As Alice finds herself in the middle of an intrigue between a teenage mother, a doctor with misgivings about the almoner (and women, generally), a charming fundraiser and an elderly couple struggling in poverty, she must do whatever she can to assist. But in a time before the NHS, when depending on their means people had to pay towards their care costs, there is precious little known about mental health and little provision for women’s specific needs, let alone their autonomy. So how will Alice manage such a case load? And are the people around her really what they seem?
What comes over in this novel is a well-written story with some documentary aspects – lots of solid information and quotes, as well as some very memorable characters.
It’s clearly a love letter to the almoners – a group of people and a type of work I didn’t know much about before reading this book. I liked Alice’s can-do, whatever-it-takes attitude at the beginning of the book, but grew impatient with her when she decided on a course of enthusiastic amateur detective work.

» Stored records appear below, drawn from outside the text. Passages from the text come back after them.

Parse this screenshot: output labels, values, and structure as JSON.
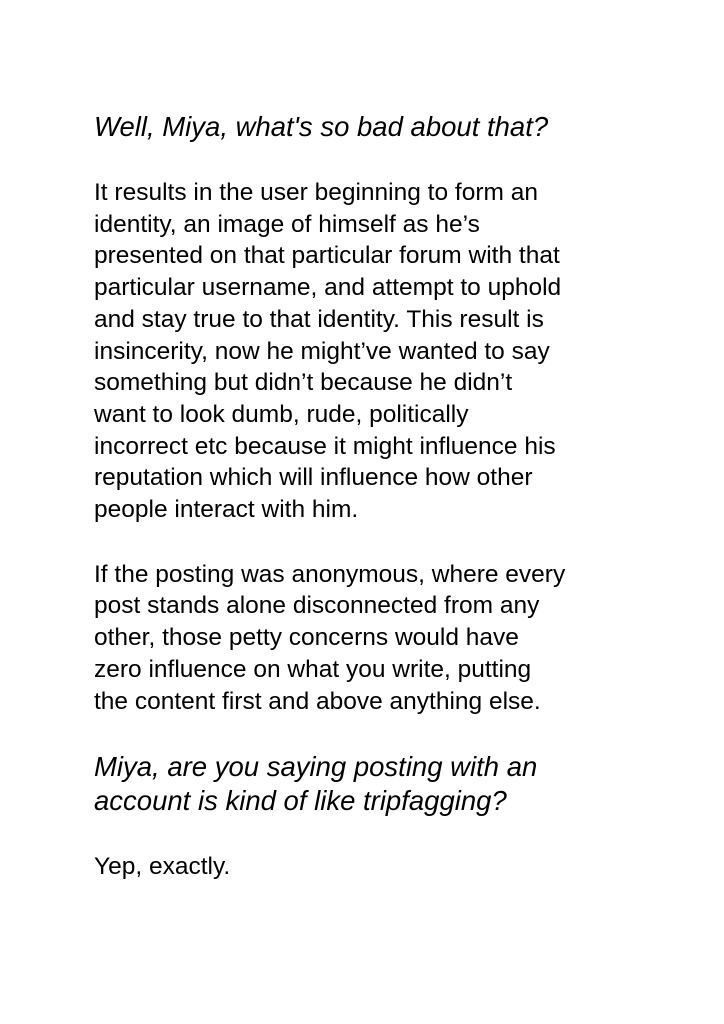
{
  "document": {
    "blocks": [
      {
        "type": "question",
        "lines": [
          "Well, Miya, what's so bad about that?"
        ]
      },
      {
        "type": "answer",
        "lines": [
          "It results in the user beginning to form an",
          "identity, an image of himself as he’s",
          "presented on that particular forum with that",
          "particular username, and attempt to uphold",
          "and stay true to that identity. This result is",
          "insincerity, now he might’ve wanted to say",
          "something but didn’t because he didn’t",
          "want to look dumb, rude, politically",
          "incorrect etc because it might influence his",
          "reputation which will influence how other",
          "people interact with him."
        ]
      },
      {
        "type": "answer",
        "lines": [
          "If the posting was anonymous, where every",
          "post stands alone disconnected from any",
          "other, those petty concerns would have",
          "zero influence on what you write, putting",
          "the content first and above anything else."
        ]
      },
      {
        "type": "question",
        "lines": [
          "Miya, are you saying posting with an",
          "account is kind of like tripfagging?"
        ]
      },
      {
        "type": "answer",
        "lines": [
          "Yep, exactly."
        ]
      }
    ]
  }
}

That said, this was a very informative book with beautifully constructed scenes. One of my favourite parts was:
“Alice picked up pace, the bells of Southwark Cathedral jangling in time with her steps. As they neared Whitechapel, walking in the same streets stalked by Jack the Ripper a few decades earlier, they passed several tenements, silent but for the distant yowls of a stray dog. With shoeless children using stones for marbles on the icy pavements and coatless beggars huddling against crumbling walls, it was an area well known to the almoners.”